A mental health nurse has called upon others in his profession to speak out about the serious damage cannabis causes to lives.
Peter Hurst, a registered mental health nurse for over ten years, said that legalising the substance merely “endorses and normalises the idea that the drug is safe, which it isn’t.”
He rejected the suggestion that cannabis is a “mild, harmless, benign” drug, and warned that if it is legalised “the worst affected will be those already living at the margins of society”.
Mental disorder
Hurst cited a study by The Lancet, which found that taking any strength of cannabis daily increases the chance of mental disorder.

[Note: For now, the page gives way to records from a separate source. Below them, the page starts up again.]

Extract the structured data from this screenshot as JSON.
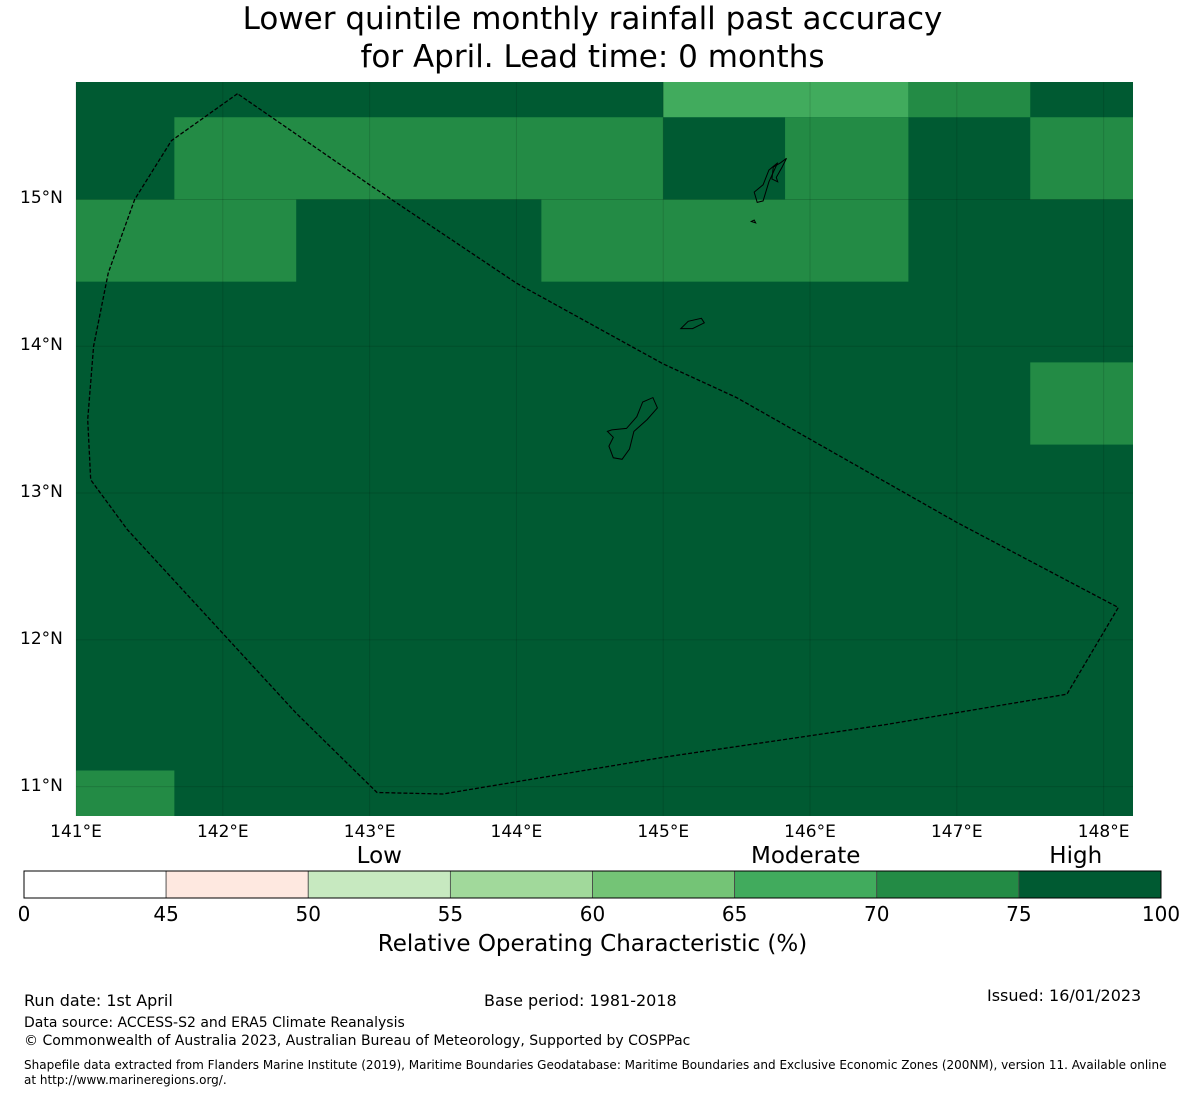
{
  "title": {
    "line1": "Lower quintile monthly rainfall past accuracy",
    "line2": "for April. Lead time: 0 months"
  },
  "map": {
    "lon_range": [
      141.0,
      148.2
    ],
    "lat_range": [
      10.8,
      15.8
    ],
    "lat_ticks": [
      {
        "value": 15,
        "label": "15°N"
      },
      {
        "value": 14,
        "label": "14°N"
      },
      {
        "value": 13,
        "label": "13°N"
      },
      {
        "value": 12,
        "label": "12°N"
      },
      {
        "value": 11,
        "label": "11°N"
      }
    ],
    "lon_ticks": [
      {
        "value": 141,
        "label": "141°E"
      },
      {
        "value": 142,
        "label": "142°E"
      },
      {
        "value": 143,
        "label": "143°E"
      },
      {
        "value": 144,
        "label": "144°E"
      },
      {
        "value": 145,
        "label": "145°E"
      },
      {
        "value": 146,
        "label": "146°E"
      },
      {
        "value": 147,
        "label": "147°E"
      },
      {
        "value": 148,
        "label": "148°E"
      }
    ],
    "base_color": "#005a32",
    "cells": [
      {
        "lon": [
          145.0,
          146.67
        ],
        "lat": [
          15.56,
          15.8
        ],
        "color": "#41ab5d"
      },
      {
        "lon": [
          146.67,
          147.5
        ],
        "lat": [
          15.56,
          15.8
        ],
        "color": "#238b45"
      },
      {
        "lon": [
          141.67,
          145.0
        ],
        "lat": [
          15.0,
          15.56
        ],
        "color": "#238b45"
      },
      {
        "lon": [
          145.83,
          146.67
        ],
        "lat": [
          15.0,
          15.56
        ],
        "color": "#238b45"
      },
      {
        "lon": [
          147.5,
          148.2
        ],
        "lat": [
          15.0,
          15.56
        ],
        "color": "#238b45"
      },
      {
        "lon": [
          141.0,
          142.5
        ],
        "lat": [
          14.44,
          15.0
        ],
        "color": "#238b45"
      },
      {
        "lon": [
          144.17,
          146.67
        ],
        "lat": [
          14.44,
          15.0
        ],
        "color": "#238b45"
      },
      {
        "lon": [
          147.5,
          148.2
        ],
        "lat": [
          13.33,
          13.89
        ],
        "color": "#238b45"
      },
      {
        "lon": [
          141.0,
          141.67
        ],
        "lat": [
          10.8,
          11.11
        ],
        "color": "#238b45"
      }
    ],
    "eez_boundary": [
      [
        142.1,
        15.72
      ],
      [
        141.65,
        15.4
      ],
      [
        141.4,
        15.0
      ],
      [
        141.22,
        14.5
      ],
      [
        141.12,
        14.0
      ],
      [
        141.08,
        13.5
      ],
      [
        141.1,
        13.09
      ],
      [
        141.35,
        12.75
      ],
      [
        142.5,
        11.5
      ],
      [
        143.05,
        10.96
      ],
      [
        143.5,
        10.95
      ],
      [
        145.0,
        11.2
      ],
      [
        146.5,
        11.42
      ],
      [
        147.75,
        11.63
      ],
      [
        148.1,
        12.22
      ],
      [
        147.0,
        12.8
      ],
      [
        145.5,
        13.65
      ],
      [
        145.0,
        13.88
      ],
      [
        144.0,
        14.43
      ],
      [
        143.0,
        15.1
      ]
    ],
    "islands": [
      [
        [
          144.65,
          13.43
        ],
        [
          144.75,
          13.44
        ],
        [
          144.82,
          13.52
        ],
        [
          144.86,
          13.62
        ],
        [
          144.93,
          13.65
        ],
        [
          144.96,
          13.58
        ],
        [
          144.89,
          13.5
        ],
        [
          144.8,
          13.42
        ],
        [
          144.77,
          13.3
        ],
        [
          144.72,
          13.23
        ],
        [
          144.66,
          13.24
        ],
        [
          144.63,
          13.32
        ],
        [
          144.66,
          13.38
        ],
        [
          144.62,
          13.42
        ]
      ],
      [
        [
          145.12,
          14.12
        ],
        [
          145.17,
          14.17
        ],
        [
          145.26,
          14.19
        ],
        [
          145.28,
          14.16
        ],
        [
          145.2,
          14.12
        ]
      ],
      [
        [
          145.62,
          15.05
        ],
        [
          145.68,
          15.1
        ],
        [
          145.72,
          15.2
        ],
        [
          145.78,
          15.25
        ],
        [
          145.72,
          15.12
        ],
        [
          145.68,
          14.99
        ],
        [
          145.64,
          14.98
        ]
      ],
      [
        [
          145.6,
          14.85
        ],
        [
          145.62,
          14.86
        ],
        [
          145.63,
          14.84
        ]
      ],
      [
        [
          145.77,
          15.15
        ],
        [
          145.81,
          15.22
        ],
        [
          145.84,
          15.28
        ],
        [
          145.8,
          15.25
        ],
        [
          145.75,
          15.22
        ],
        [
          145.74,
          15.14
        ],
        [
          145.78,
          15.12
        ]
      ]
    ]
  },
  "colorbar": {
    "category_labels": [
      {
        "label": "Low",
        "value": 52.5
      },
      {
        "label": "Moderate",
        "value": 67.5
      },
      {
        "label": "High",
        "value": 85.0
      }
    ],
    "segments": [
      {
        "from": 0,
        "to": 45,
        "color": "#ffffff"
      },
      {
        "from": 45,
        "to": 50,
        "color": "#fee8e0"
      },
      {
        "from": 50,
        "to": 55,
        "color": "#c7e9c0"
      },
      {
        "from": 55,
        "to": 60,
        "color": "#a1d99b"
      },
      {
        "from": 60,
        "to": 65,
        "color": "#74c476"
      },
      {
        "from": 65,
        "to": 70,
        "color": "#41ab5d"
      },
      {
        "from": 70,
        "to": 75,
        "color": "#238b45"
      },
      {
        "from": 75,
        "to": 100,
        "color": "#005a32"
      }
    ],
    "tick_labels": [
      "0",
      "45",
      "50",
      "55",
      "60",
      "65",
      "70",
      "75",
      "100"
    ],
    "title": "Relative Operating Characteristic (%)"
  },
  "footer": {
    "run_date": "Run date: 1st April",
    "base_period": "Base period: 1981-2018",
    "issued": "Issued: 16/01/2023",
    "data_source": "Data source: ACCESS-S2 and ERA5 Climate Reanalysis",
    "copyright": "© Commonwealth of Australia 2023, Australian Bureau of Meteorology, Supported by COSPPac",
    "shapefile": "Shapefile data extracted from Flanders Marine Institute (2019), Maritime Boundaries Geodatabase: Maritime Boundaries and Exclusive Economic Zones (200NM), version 11. Available online at http://www.marineregions.org/."
  }
}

Using strains with high levels of THC made users five times more likely to be affected.
The mental health nurse highlighted the drug’s association “with a number of serious side effects, including problems related to pregnancy”, “a significantly increased risk of youth suicide”, “impaired cognition/lowered IQ in adolescents” and “an increased risk of car crash injuries”.
He concluded: “The gap between public perceptions of psychiatry and what you actually see working on the wards and outside can be pretty big sometimes, but none more so when it comes to the issue of cannabis.”
‘No liberation’
Last month, a columnist for The Times also warned of the dangers of legalising cannabis.
Clare Foges said: “Liberals might have chosen the legalisation of cannabis as their next great crusade but encouraging more people to try this dangerous drug would be no liberation at all.”
The Government has repeatedly said that it “has no plans to decriminalise drug possession”.
In October, a Home Office spokesman said: “The decriminalisation of drug possession in the UK would not eliminate the crime committed by the illicit trade, nor would it address the harms associated with drug dependence and the misery that this can cause to families and communities.”